Пришел домой — никого нет. Включил транзистор на всю громкость, снял валенки, помыл в тазу ноги, надел теплые носки и сел к столу ждать.
Как пришла — продремал.
— Ты оглох совсем, что ли? Зову, зову… Развел симфонии, сделай же потише: воры зайдут и со стулом заберут — не очнешься.
Все. Как рукой сняло. Нет, надо было не заходить даже, и не ждать, не прощаться, а сразу ехать. На попутке до станции, а там… добрых людей хватает еще, нашлись бы и на его долю.
— Мух гоняю. Диаволы, Не любят громкую музыку, вишь, забесились, не по ндраву она им… А давай с тобой в Магадан поедем?
Про мух она, конечно, приняла на свой счет.
— Сиди, Долдон. Разогнался… Там тебя ждут не дождутся.
Вот и весь сказ о дальней дороге.
Зря в их деревеньке нет газетного киоска. Он сел бы туда работать — умеет считать и читать, справился бы. А к чему он о киоске подумал? Не из желания ведь улучшить быт сельских тружеников, хотя не помешало бы — свежие журнальчики, конвертики для пенсионеров, авторучки, фломастеры и переводные картинки для внуков… Открытки. Вот — открытки он имел в виду, когда пришел на ум киоск. Он знал, что с Новым годом, с Двадцать третьим февраля, с Восьмым марта — раскупают до единой, а вот с Днем Победы последние годы дело обстоит похуже. Все меньше и меньше у ч а с т н и к о в остается, тех, кто эту победу завоевал для остальных. И ведь придет такой коварный денек — никого из ветеранов не останется; живет же он, Джон, в своей деревне последним из них… Нет, не открытки его беспокоили — другое. Просто места себе не находил. Что-то совсем другое.

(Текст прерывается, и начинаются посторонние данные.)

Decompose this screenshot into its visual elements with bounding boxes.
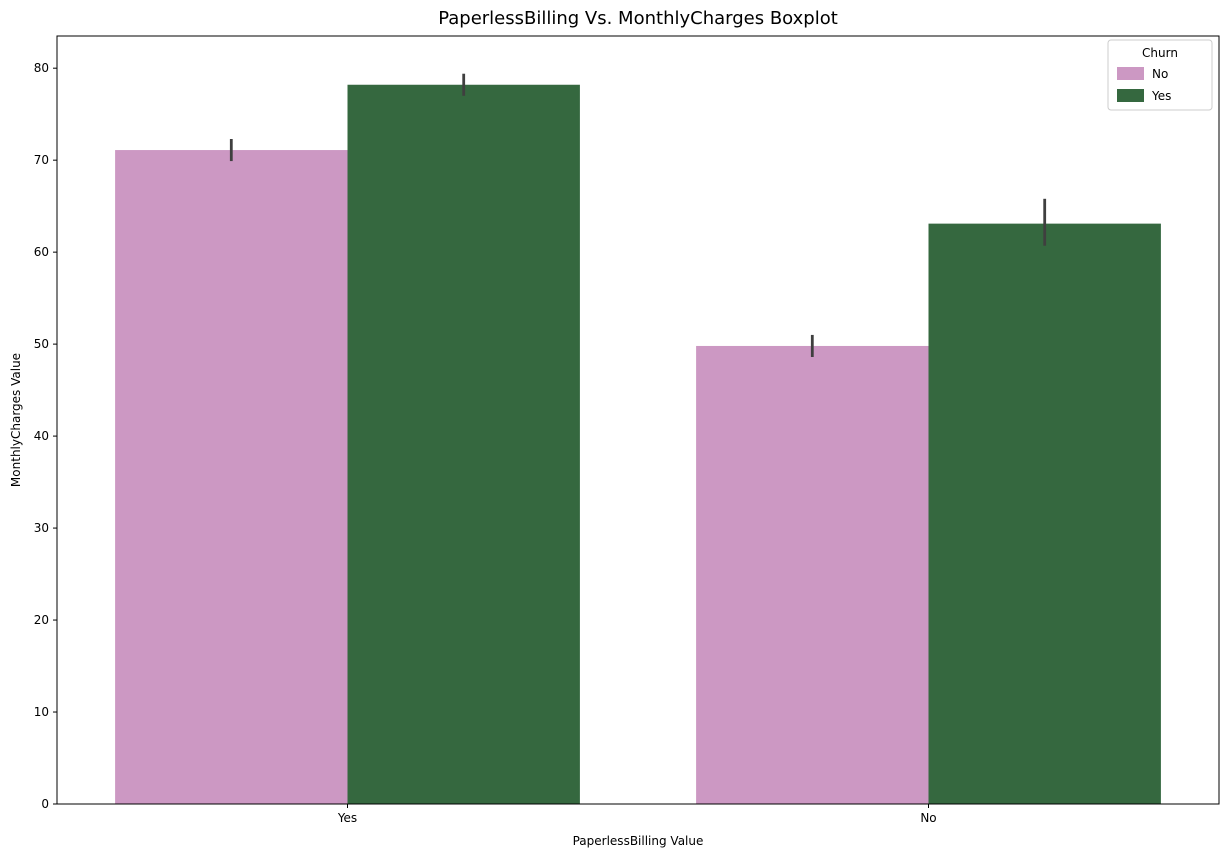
- y-tick-label: 10: [34, 705, 49, 719]
- bar-no-no: [696, 345, 929, 804]
- y-tick-label: 20: [34, 613, 49, 627]
- legend-label-no: No: [1152, 67, 1168, 81]
- legend-label-yes: Yes: [1151, 89, 1171, 103]
- chart-title: PaperlessBilling Vs. MonthlyCharges Boxp…: [438, 8, 838, 29]
- y-tick-label: 70: [34, 153, 49, 167]
- x-tick-label: Yes: [337, 811, 357, 825]
- axes-frame: [56, 35, 1220, 805]
- x-axis-label: PaperlessBilling Value: [573, 834, 704, 848]
- legend-swatch-yes: [1117, 89, 1144, 102]
- bar-yes-yes: [347, 84, 580, 804]
- legend: Churn No Yes: [1107, 39, 1213, 111]
- bar-yes-no: [115, 150, 348, 804]
- bar-no-yes: [928, 223, 1161, 805]
- y-axis-label: MonthlyCharges Value: [9, 353, 23, 487]
- plot-area: Yes No 0 10 20 30 40 50 60 70 80: [34, 35, 1220, 825]
- legend-swatch-no: [1117, 67, 1144, 80]
- y-tick-label: 80: [34, 61, 49, 75]
- y-tick-label: 0: [41, 797, 49, 811]
- y-tick-label: 40: [34, 429, 49, 443]
- legend-title: Churn: [1142, 46, 1178, 60]
- x-tick-label: No: [920, 811, 936, 825]
- y-tick-label: 50: [34, 337, 49, 351]
- y-tick-label: 30: [34, 521, 49, 535]
- y-tick-label: 60: [34, 245, 49, 259]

Он видел мир. Шел победителем и освободителем. Страны вслух перечислять — только жену дразнить, скажет, задолдонил свое, мол, теперь каждый школьник знает, где побывал русский солдат в Великую Отечественную. Знать-то знает, да больше из книг, а он ее, землю, своими глазами ощупал. И особенно Берлин помнит: как через стеклышко при затмении. Через закопченное стеклышко. Будто это и не Берлин даже, а черный город. Может, так кажется от самовнушения — ведь сколько он, пока до Берлина дошли, на их черные кресты понасмотрелся, с загнутыми, как когти, концами, да на те кресты им наши нашлись, пострашнее — могильные. Вот так. Кто копает яму другому, тот сам и летит в нее к чертовой бабушке. Но вообще любопытство разбирало: какие они, немцы, за своими воротами, ажно в самой середке Германии? Откуда у них такой шустрый взялся, какая его мать родила и какая улица воспитала бандита такого храброго? Хотя сказывали, что австрияк он навроде, но хрен редьки не слаще. Он, Джон, все рассмотрел — конечно, как бы между прочим. Да и некогда было особенно глазами моргать — стреляли много: дело медлить не велело. Все же успевал замечать то там, то сям лицо человеческое, как если бы оно без каски было, без железного этого, как у шутов, колпака. Шуты — да не шути, держи с ними ухо востро. И короче, не помнит он ни одного лица, не запомнилось почему-то, а вот шимпанзе помнит. На лавочке сидел, лапы расставил, на рассвете, и дрожал, уставясь в одну точку. Не то от холода, не то от нервов трясся. Из зоопарка, видно, сбежал, из берлинского. Потому что расчесан был, будто парикмахером, — на пробор длинные напомаженные волосы, на манер приказчиковой прическа. Скажи ты на милость, удался парень на славу. Говорят, что они все вокруг как в тумане видят, а потому опасны для людей. И еще говорят — Джон недавно по транзистору слышал, — что в какой-то стране проверяли на прочность каски из разных материалов. Чтоб, мол, мотоциклисты не разбивались. Его позабавило то, что самой якобы прочной оказалась каска из скорлупы кокосового ореха. Нашли чем заниматься: да ведь кому теперь неизвестно, что прочней пилоточки набекрень ничего не бывает, да со звездочкой.